CS 111 Fall 2014 : Lecture 10: File System
by Yoo Jung Choi, Dong Joon Kim, Han Sung Lee, and Seung Won Yoon
Table of Contents
- File System Needs
- File System Examples
- Hardware Components For File System
- File System Performance Metrics
- Performance Metrics Examples
File System Needs
File System has three needs:
-
Organization
- The system needs to organize the disk space in order to access memory easily.
-
Performance
- The system needs to be able to access memory efficiently and fast.
-
Reliability
- The system needs all the data accesses to be reliable. You do not want loss of data.
Note:
There will be trade-offs. The system designer may need to select one from three needs.
File System Examples
-
Definition:
File system designed for multiple shared hard drives. It contains multiple CPUs, buses, and disk controllers. There are multiple buses because the traditional design of many disk controllers being connected to single bus would cause severe performance hit.
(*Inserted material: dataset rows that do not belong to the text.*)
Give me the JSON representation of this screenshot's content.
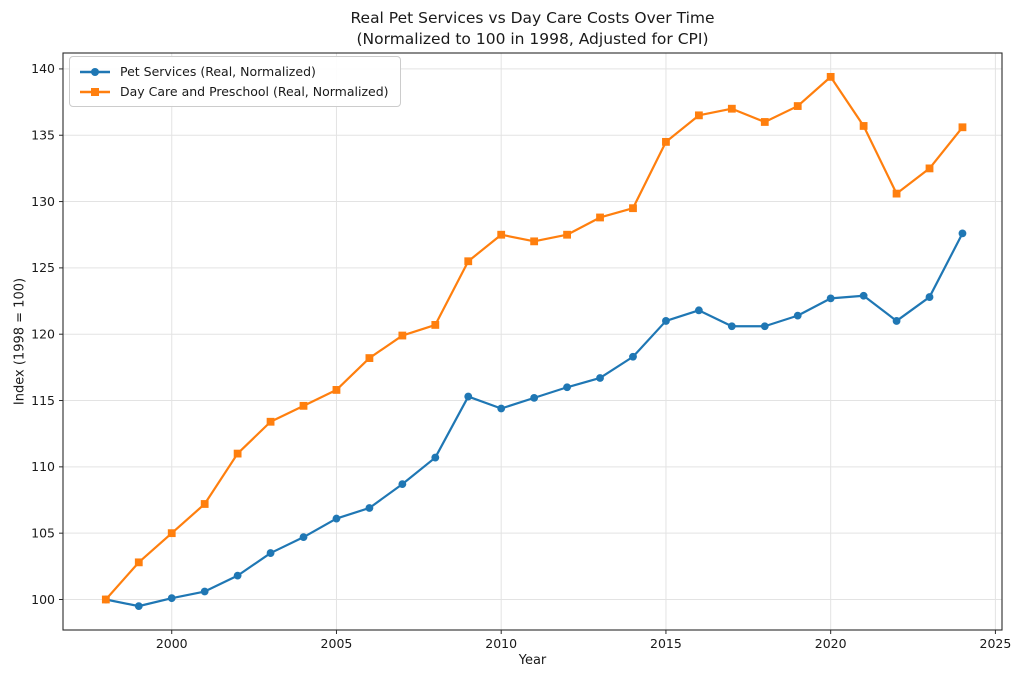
{
  "figure": {
    "background": "#ffffff"
  },
  "chart_data": {
    "type": "line",
    "title": "Real Pet Services vs Day Care Costs Over Time",
    "subtitle": "(Normalized to 100 in 1998, Adjusted for CPI)",
    "xlabel": "Year",
    "ylabel": "Index (1998 = 100)",
    "x": [
      1998,
      1999,
      2000,
      2001,
      2002,
      2003,
      2004,
      2005,
      2006,
      2007,
      2008,
      2009,
      2010,
      2011,
      2012,
      2013,
      2014,
      2015,
      2016,
      2017,
      2018,
      2019,
      2020,
      2021,
      2022,
      2023,
      2024
    ],
    "series": [
      {
        "name": "Pet Services (Real, Normalized)",
        "color": "#1f77b4",
        "marker": "circle",
        "values": [
          100.0,
          99.5,
          100.1,
          100.6,
          101.8,
          103.5,
          104.7,
          106.1,
          106.9,
          108.7,
          110.7,
          115.3,
          114.4,
          115.2,
          116.0,
          116.7,
          118.3,
          121.0,
          121.8,
          120.6,
          120.6,
          121.4,
          122.7,
          122.9,
          121.0,
          122.8,
          127.6
        ]
      },
      {
        "name": "Day Care and Preschool (Real, Normalized)",
        "color": "#ff7f0e",
        "marker": "square",
        "values": [
          100.0,
          102.8,
          105.0,
          107.2,
          111.0,
          113.4,
          114.6,
          115.8,
          118.2,
          119.9,
          120.7,
          125.5,
          127.5,
          127.0,
          127.5,
          128.8,
          129.5,
          134.5,
          136.5,
          137.0,
          136.0,
          137.2,
          139.4,
          135.7,
          130.6,
          132.5,
          135.6
        ]
      }
    ],
    "xlim": [
      1996.7,
      2025.2
    ],
    "ylim": [
      97.7,
      141.2
    ],
    "xticks": [
      2000,
      2005,
      2010,
      2015,
      2020,
      2025
    ],
    "yticks": [
      100,
      105,
      110,
      115,
      120,
      125,
      130,
      135,
      140
    ],
    "grid": true,
    "legend_position": "upper left",
    "grid_color": "#e3e3e3",
    "spine_color": "#2b2b2b",
    "tick_color": "#2b2b2b",
    "text_color": "#1a1a1a"
  }
}
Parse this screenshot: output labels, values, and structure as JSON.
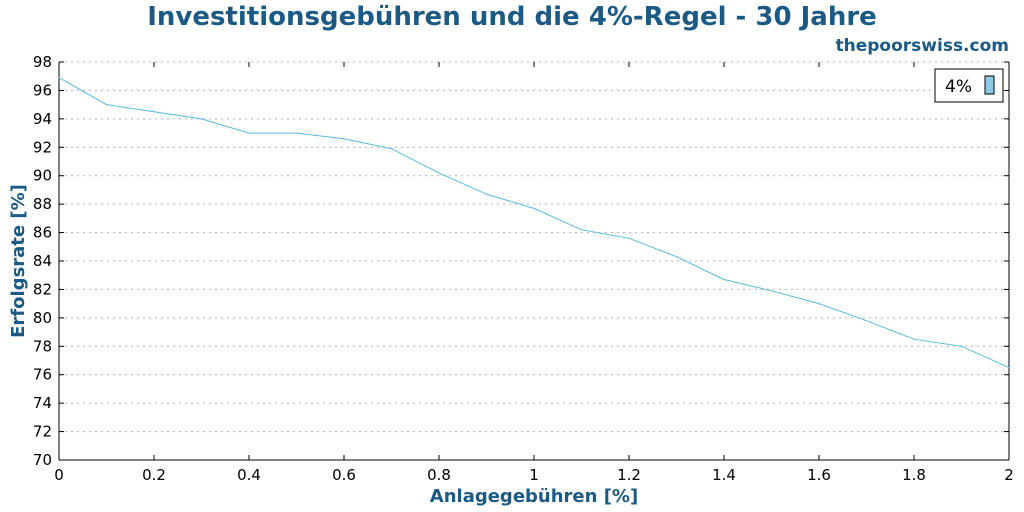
{
  "title": "Investitionsgebühren und die 4%-Regel - 30 Jahre",
  "subtitle": "thepoorswiss.com",
  "colors": {
    "title": "#1a5a85",
    "line": "#5bb8dd",
    "legend_swatch": "#8ecae6",
    "grid": "#b0b0b0"
  },
  "chart_data": {
    "type": "line",
    "title": "Investitionsgebühren und die 4%-Regel - 30 Jahre",
    "xlabel": "Anlagegebühren [%]",
    "ylabel": "Erfolgsrate [%]",
    "xlim": [
      0,
      2
    ],
    "ylim": [
      70,
      98
    ],
    "x_ticks": [
      "0",
      "0.2",
      "0.4",
      "0.6",
      "0.8",
      "1",
      "1.2",
      "1.4",
      "1.6",
      "1.8",
      "2"
    ],
    "y_ticks": [
      "70",
      "72",
      "74",
      "76",
      "78",
      "80",
      "82",
      "84",
      "86",
      "88",
      "90",
      "92",
      "94",
      "96",
      "98"
    ],
    "grid": true,
    "legend_position": "top-right",
    "series": [
      {
        "name": "4%",
        "x": [
          0,
          0.1,
          0.2,
          0.3,
          0.4,
          0.5,
          0.6,
          0.7,
          0.8,
          0.9,
          1.0,
          1.1,
          1.2,
          1.3,
          1.4,
          1.5,
          1.6,
          1.7,
          1.8,
          1.9,
          2.0
        ],
        "values": [
          96.9,
          95.0,
          94.5,
          94.0,
          93.0,
          93.0,
          92.6,
          91.9,
          90.2,
          88.7,
          87.7,
          86.2,
          85.6,
          84.3,
          82.7,
          81.9,
          81.0,
          79.8,
          78.5,
          78.0,
          76.5
        ]
      }
    ]
  }
}
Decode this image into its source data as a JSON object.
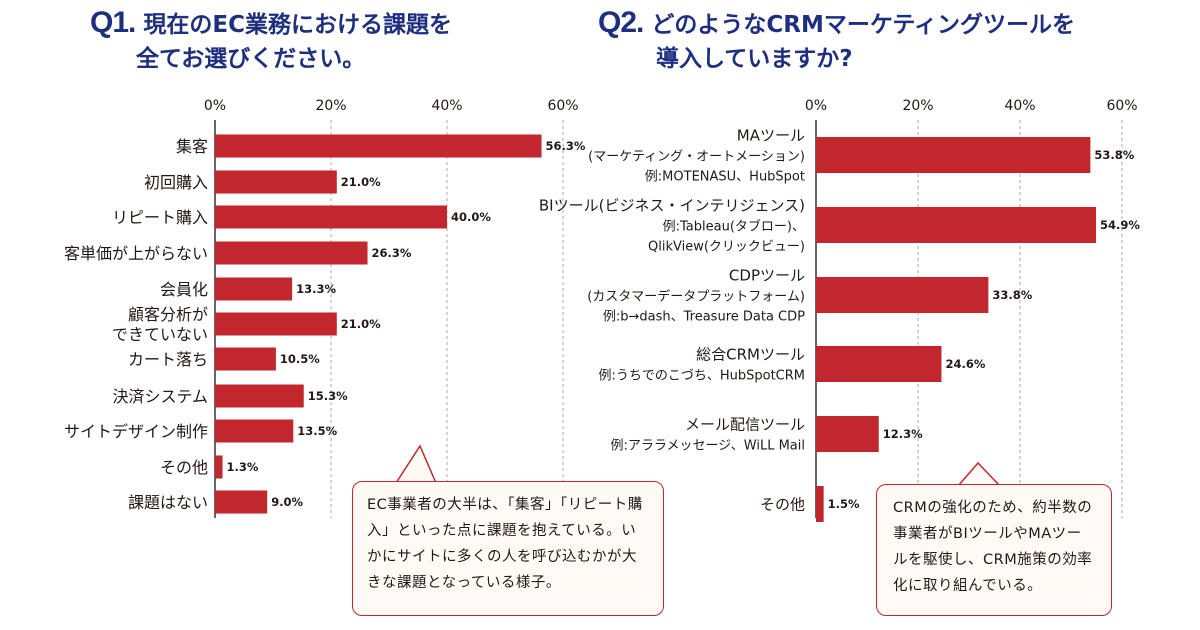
{
  "q1": {
    "title_num": "Q1.",
    "title_line1": "現在のEC業務における課題を",
    "title_line2": "全てお選びください。",
    "callout": "EC事業者の大半は、「集客」「リピート購入」といった点に課題を抱えている。いかにサイトに多くの人を呼び込むかが大きな課題となっている様子。"
  },
  "q2": {
    "title_num": "Q2.",
    "title_line1": "どのようなCRMマーケティングツールを",
    "title_line2": "導入していますか?",
    "callout": "CRMの強化のため、約半数の事業者がBIツールやMAツールを駆使し、CRM施策の効率化に取り組んでいる。"
  },
  "colors": {
    "bar": "#c1272d",
    "title": "#1f2f80",
    "grid": "#aaaaaa"
  },
  "chart_data": [
    {
      "type": "bar",
      "orientation": "horizontal",
      "xlim": [
        0,
        60
      ],
      "x_ticks": [
        "0%",
        "20%",
        "40%",
        "60%"
      ],
      "grid": "vertical dashed",
      "categories": [
        [
          "集客"
        ],
        [
          "初回購入"
        ],
        [
          "リピート購入"
        ],
        [
          "客単価が上がらない"
        ],
        [
          "会員化"
        ],
        [
          "顧客分析が",
          "できていない"
        ],
        [
          "カート落ち"
        ],
        [
          "決済システム"
        ],
        [
          "サイトデザイン制作"
        ],
        [
          "その他"
        ],
        [
          "課題はない"
        ]
      ],
      "values": [
        56.3,
        21.0,
        40.0,
        26.3,
        13.3,
        21.0,
        10.5,
        15.3,
        13.5,
        1.3,
        9.0
      ],
      "value_labels": [
        "56.3%",
        "21.0%",
        "40.0%",
        "26.3%",
        "13.3%",
        "21.0%",
        "10.5%",
        "15.3%",
        "13.5%",
        "1.3%",
        "9.0%"
      ]
    },
    {
      "type": "bar",
      "orientation": "horizontal",
      "xlim": [
        0,
        60
      ],
      "x_ticks": [
        "0%",
        "20%",
        "40%",
        "60%"
      ],
      "grid": "vertical dashed",
      "categories": [
        [
          "MAツール",
          "(マーケティング・オートメーション)",
          "例:MOTENASU、HubSpot"
        ],
        [
          "BIツール(ビジネス・インテリジェンス)",
          "例:Tableau(タブロー)、",
          "QlikView(クリックビュー)"
        ],
        [
          "CDPツール",
          "(カスタマーデータプラットフォーム)",
          "例:b→dash、Treasure Data CDP"
        ],
        [
          "総合CRMツール",
          "例:うちでのこづち、HubSpotCRM"
        ],
        [
          "メール配信ツール",
          "例:アララメッセージ、WiLL Mail"
        ],
        [
          "その他"
        ]
      ],
      "values": [
        53.8,
        54.9,
        33.8,
        24.6,
        12.3,
        1.5
      ],
      "value_labels": [
        "53.8%",
        "54.9%",
        "33.8%",
        "24.6%",
        "12.3%",
        "1.5%"
      ]
    }
  ]
}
CPUs and buses are attached to special network so that one CPU can get data from another bus that is not conencted to itself.
-
Striping
- Split single file data among different CPU/drive in stripes. Slow because reading a file requires talking to different CPUs.
-
Distributed metadata
- Catalog itself is distributed. Having a central catalog that maps files to locations creates a bottleneck, if all start talking to that catalog.
-
Efficient directory indexing
- If directory contains too many files, it is impractical to store entire directory in cache, and thus file access becomes slow. Use a tree structure for efficient indexing. (i.e. 2-3 tree)
-
Distributed locking
- Locking system to synchronize multiple shared resources. It is very hard to implement.
-
Partition awareness
- The system needs to function even when there is network partition due to problem in the network. Majority part of the partition gets both read and write access, while the minority part gets read-only access.
-
File System staying live during maintenance
- Do not want system to go down during routine maintenance.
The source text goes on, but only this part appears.